There are two shairs in one of his ghazals that I often feel were speaking to me:
Tu hazaar mujh se alag rahe, mein hazaar tujh se juda rahoon
Kabhi neend ban ke sulaaunga, kabhi dard ban ke jagaaunga
Tu jahaan chalega chalunga mein, tu jahaan rukega rukunga mein
Teri rahguzar ka ghubaar hoon, kabhi tujh se dur na jaaunga
Recently in a roundabout way I discovered how much I owe to the rich legacy of values and perspective that my father, in fact both my parents left for me.
When in a letter a maternal cousin complained about his parents leaving him nothing worth mentioning, the string of thought made me assess what I had inherited from my parents.
I can say without a moment’s doubt that the education I received from my parents is invaluable. I cannot categorize these learning into any ‘isms’.
As for them values were not something theoretical to be articulated at appropriate occasions but something far more tangible which was practiced in our day to day lives as a family – at times with a heavy cost bereft of worldly comforts.
I can carry on forever telling stories about my father. But I think what needs to be told here is that there is a need to make an honest and holistic assessment of his contribution.
Perhaps few truly appreciate what he accomplished not only as a poet but also as an ordinary mortal.
Like a Sufi he had managed to cross, and in some measure help his children cross โ the divide from this worldly to the
Otherworldly.
My memories of an early childhood in New York where my father served in the Indian Mission are as wonderful as the relatively frugal existence in South Extension and Ber Sarai in New Delhi in the later years.
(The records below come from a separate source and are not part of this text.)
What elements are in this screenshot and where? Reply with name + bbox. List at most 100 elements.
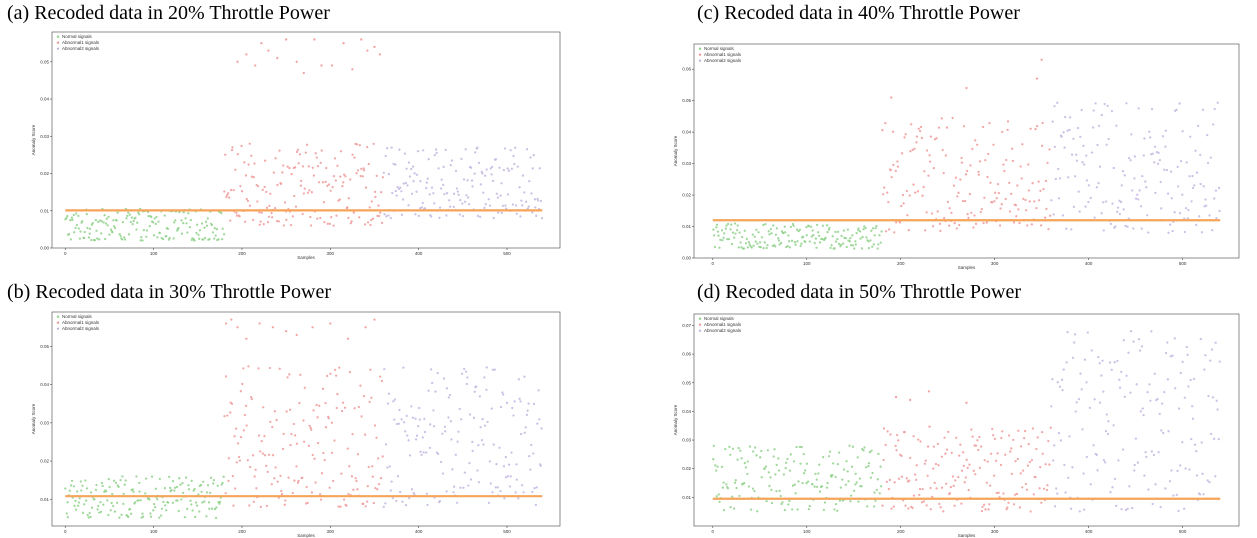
data-point xyxy=(67,233,71,236)
data-point xyxy=(715,223,719,226)
data-point xyxy=(1043,216,1047,219)
data-point xyxy=(743,229,746,232)
data-point xyxy=(971,435,974,438)
data-point xyxy=(251,218,255,221)
data-point xyxy=(1124,224,1127,228)
x-tick-label: 200 xyxy=(238,529,246,534)
data-point xyxy=(854,472,857,475)
data-point xyxy=(945,482,948,485)
data-point xyxy=(1015,215,1018,218)
plot-frame xyxy=(51,31,561,249)
data-point xyxy=(784,467,787,470)
data-point xyxy=(989,452,993,455)
data-point xyxy=(225,195,228,199)
data-point xyxy=(1060,135,1063,138)
data-point xyxy=(749,508,753,511)
data-point xyxy=(764,465,768,468)
data-point xyxy=(995,491,998,495)
data-point xyxy=(455,187,459,190)
data-point xyxy=(454,169,458,173)
data-point xyxy=(479,183,483,186)
data-point xyxy=(396,475,400,478)
data-point xyxy=(1087,200,1090,204)
data-point xyxy=(850,465,854,468)
data-point xyxy=(1178,212,1182,215)
data-point xyxy=(449,163,452,167)
data-point xyxy=(532,402,536,406)
data-point xyxy=(972,469,975,472)
data-point xyxy=(944,452,947,455)
data-point xyxy=(1204,204,1208,207)
data-point xyxy=(1061,214,1065,217)
data-point xyxy=(339,505,342,508)
plot-frame xyxy=(693,313,1240,527)
data-point xyxy=(517,497,520,500)
data-point xyxy=(1039,465,1042,469)
x-tick-label: 300 xyxy=(991,529,999,534)
data-point xyxy=(314,481,317,484)
data-point xyxy=(1116,206,1120,209)
data-point xyxy=(897,477,901,480)
data-point xyxy=(462,178,466,181)
data-point xyxy=(992,434,995,437)
data-point xyxy=(833,508,836,511)
data-point xyxy=(451,468,454,471)
data-point xyxy=(407,439,410,442)
data-point xyxy=(89,491,93,494)
data-point xyxy=(421,436,424,439)
data-point xyxy=(1195,474,1199,477)
data-point xyxy=(898,221,902,224)
data-point xyxy=(243,161,246,164)
data-point xyxy=(817,234,821,238)
data-point xyxy=(1069,507,1073,510)
data-point xyxy=(1153,145,1157,148)
data-point xyxy=(240,190,244,193)
data-point xyxy=(362,394,366,398)
data-point xyxy=(433,202,436,205)
data-point xyxy=(987,152,990,156)
data-point xyxy=(1142,154,1145,157)
data-point xyxy=(1017,208,1020,211)
data-point xyxy=(250,175,254,178)
data-point xyxy=(755,228,758,231)
data-point xyxy=(263,185,266,189)
data-point xyxy=(120,238,124,241)
data-point xyxy=(84,479,87,482)
data-point xyxy=(370,396,373,399)
data-point xyxy=(111,492,114,496)
data-point xyxy=(325,166,328,170)
data-point xyxy=(909,150,912,153)
data-point xyxy=(1150,450,1154,453)
data-point xyxy=(1109,222,1113,226)
data-point xyxy=(1057,431,1061,435)
data-point xyxy=(1002,492,1005,495)
data-point xyxy=(857,227,860,230)
data-point xyxy=(295,333,298,337)
data-point xyxy=(86,514,89,517)
data-point xyxy=(371,217,375,220)
data-point xyxy=(737,446,740,450)
data-point xyxy=(476,214,480,218)
data-point xyxy=(379,476,383,480)
data-point xyxy=(87,516,90,519)
data-point xyxy=(532,452,535,455)
data-point xyxy=(314,152,317,155)
data-point xyxy=(1151,152,1154,155)
data-point xyxy=(1171,354,1174,357)
data-point xyxy=(1030,223,1033,226)
data-point xyxy=(1178,102,1181,105)
data-point xyxy=(1118,199,1121,202)
data-point xyxy=(769,227,773,231)
data-point xyxy=(742,247,746,250)
data-point xyxy=(784,461,788,464)
data-point xyxy=(893,481,896,484)
data-point xyxy=(293,434,297,437)
data-point xyxy=(517,378,521,381)
data-point xyxy=(951,116,954,120)
data-point xyxy=(267,49,270,52)
data-point xyxy=(513,400,516,403)
caption-b: (b) Recoded data in 30% Throttle Power xyxy=(7,281,331,303)
data-point xyxy=(369,223,372,227)
data-point xyxy=(802,472,806,475)
chart-d: 0 100 200 300 400 5000.010.020.030.040.050.06… xyxy=(672,312,1244,538)
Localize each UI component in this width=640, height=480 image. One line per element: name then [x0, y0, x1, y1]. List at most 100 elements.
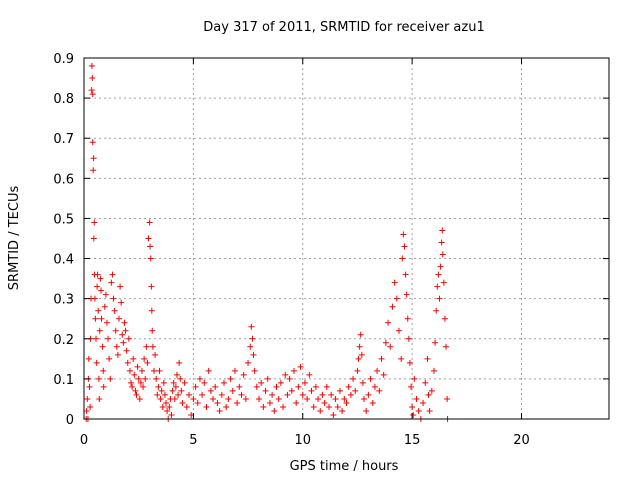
- data-point: [154, 391, 161, 398]
- data-point: [129, 383, 136, 390]
- data-point: [113, 343, 120, 350]
- data-point: [248, 323, 255, 330]
- y-tick-label: 0.9: [53, 52, 74, 67]
- data-point: [210, 395, 217, 402]
- data-point: [280, 403, 287, 410]
- data-point: [264, 375, 271, 382]
- data-point: [84, 395, 91, 402]
- data-point: [148, 283, 155, 290]
- data-point: [93, 335, 100, 342]
- data-point: [83, 407, 90, 414]
- data-point: [389, 303, 396, 310]
- grid-lines: [84, 58, 609, 419]
- data-point: [169, 387, 176, 394]
- data-point: [126, 367, 133, 374]
- data-point: [434, 283, 441, 290]
- data-point: [205, 367, 212, 374]
- data-point: [148, 307, 155, 314]
- data-point: [236, 383, 243, 390]
- data-point: [299, 391, 306, 398]
- data-point: [203, 403, 210, 410]
- y-tick-labels: 0 0.1 0.2 0.3 0.4 0.5 0.6 0.7 0.8 0.9: [53, 52, 74, 428]
- data-point: [367, 375, 374, 382]
- data-point: [98, 287, 105, 294]
- data-point: [155, 383, 162, 390]
- data-point: [288, 387, 295, 394]
- data-point: [179, 399, 186, 406]
- y-tick-label: 0: [66, 413, 74, 428]
- data-point: [437, 263, 444, 270]
- y-tick-label: 0.4: [53, 253, 74, 268]
- data-point: [123, 347, 130, 354]
- data-point: [136, 395, 143, 402]
- data-point: [190, 395, 197, 402]
- data-point: [119, 331, 126, 338]
- data-point: [95, 307, 102, 314]
- data-point: [431, 367, 437, 374]
- data-point: [214, 399, 221, 406]
- data-point: [116, 315, 122, 322]
- data-point: [94, 271, 101, 278]
- data-point: [177, 375, 184, 382]
- data-point: [114, 351, 121, 358]
- y-axis-label: SRMTID / TECUs: [7, 186, 22, 291]
- data-point: [253, 383, 260, 390]
- data-point: [293, 399, 300, 406]
- data-point: [94, 283, 101, 290]
- data-point: [112, 327, 119, 334]
- data-point: [425, 391, 432, 398]
- data-point: [260, 403, 267, 410]
- data-point: [411, 375, 418, 382]
- data-point: [286, 375, 293, 382]
- data-point: [242, 395, 249, 402]
- data-point: [97, 275, 104, 282]
- data-point: [96, 395, 103, 402]
- data-point: [400, 231, 407, 238]
- data-point: [308, 387, 315, 394]
- data-point: [149, 327, 156, 334]
- data-point: [295, 383, 302, 390]
- data-point: [86, 383, 93, 390]
- data-point: [110, 295, 117, 302]
- data-point: [343, 399, 350, 406]
- data-point: [363, 407, 370, 414]
- data-point: [317, 407, 324, 414]
- data-point: [100, 367, 107, 374]
- x-tick-label: 5: [189, 433, 197, 448]
- data-point: [371, 383, 378, 390]
- data-point: [178, 387, 185, 394]
- data-point: [164, 407, 171, 414]
- data-point: [142, 375, 149, 382]
- y-tick-label: 0.7: [53, 132, 74, 147]
- data-point: [128, 379, 135, 386]
- data-point: [438, 239, 445, 246]
- data-point: [356, 343, 363, 350]
- data-point: [130, 355, 137, 362]
- data-point: [90, 235, 97, 242]
- data-point: [409, 403, 416, 410]
- data-point: [160, 379, 167, 386]
- data-point: [251, 367, 258, 374]
- data-point: [339, 407, 346, 414]
- data-point: [229, 387, 236, 394]
- data-point: [382, 339, 389, 346]
- data-point: [124, 359, 131, 366]
- data-point: [102, 291, 109, 298]
- data-point: [415, 407, 422, 414]
- data-point: [96, 327, 103, 334]
- data-point: [122, 327, 129, 334]
- y-tick-label: 0.5: [53, 212, 74, 227]
- data-point: [199, 391, 206, 398]
- data-point: [109, 271, 116, 278]
- data-point: [159, 403, 166, 410]
- data-point: [144, 359, 151, 366]
- data-points: [83, 63, 451, 422]
- data-point: [266, 399, 273, 406]
- data-point: [231, 367, 238, 374]
- data-point: [245, 359, 252, 366]
- data-point: [140, 383, 147, 390]
- data-point: [186, 391, 192, 398]
- axis-ticks: [83, 57, 609, 420]
- data-point: [207, 387, 214, 394]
People who renounce power, position, wealth and even their loved ones in search of what they perceive as their life’s calling are glorified in history. No such luck for my father. It would be unfair to project him as a failure by judging him strictly by our own narrow perspectives.
It is not that my father did not get an opportunity to acquire worldly things that we all generally crave for. He had set very high standards of personal morality for himself and made a deliberate choice not to make compromises.
He remained focused and selflessly strove to excel in his chosen mission. In Abbi’s case he remained true and loyal to Urdu ghazal till his very last day. He lovingly nurtured it with all that was at his disposal.
For his contemporaries it is perhaps difficult to value the mindset of a person like Abbi who decided to opt out of the rat race and consciously do without all that it promises.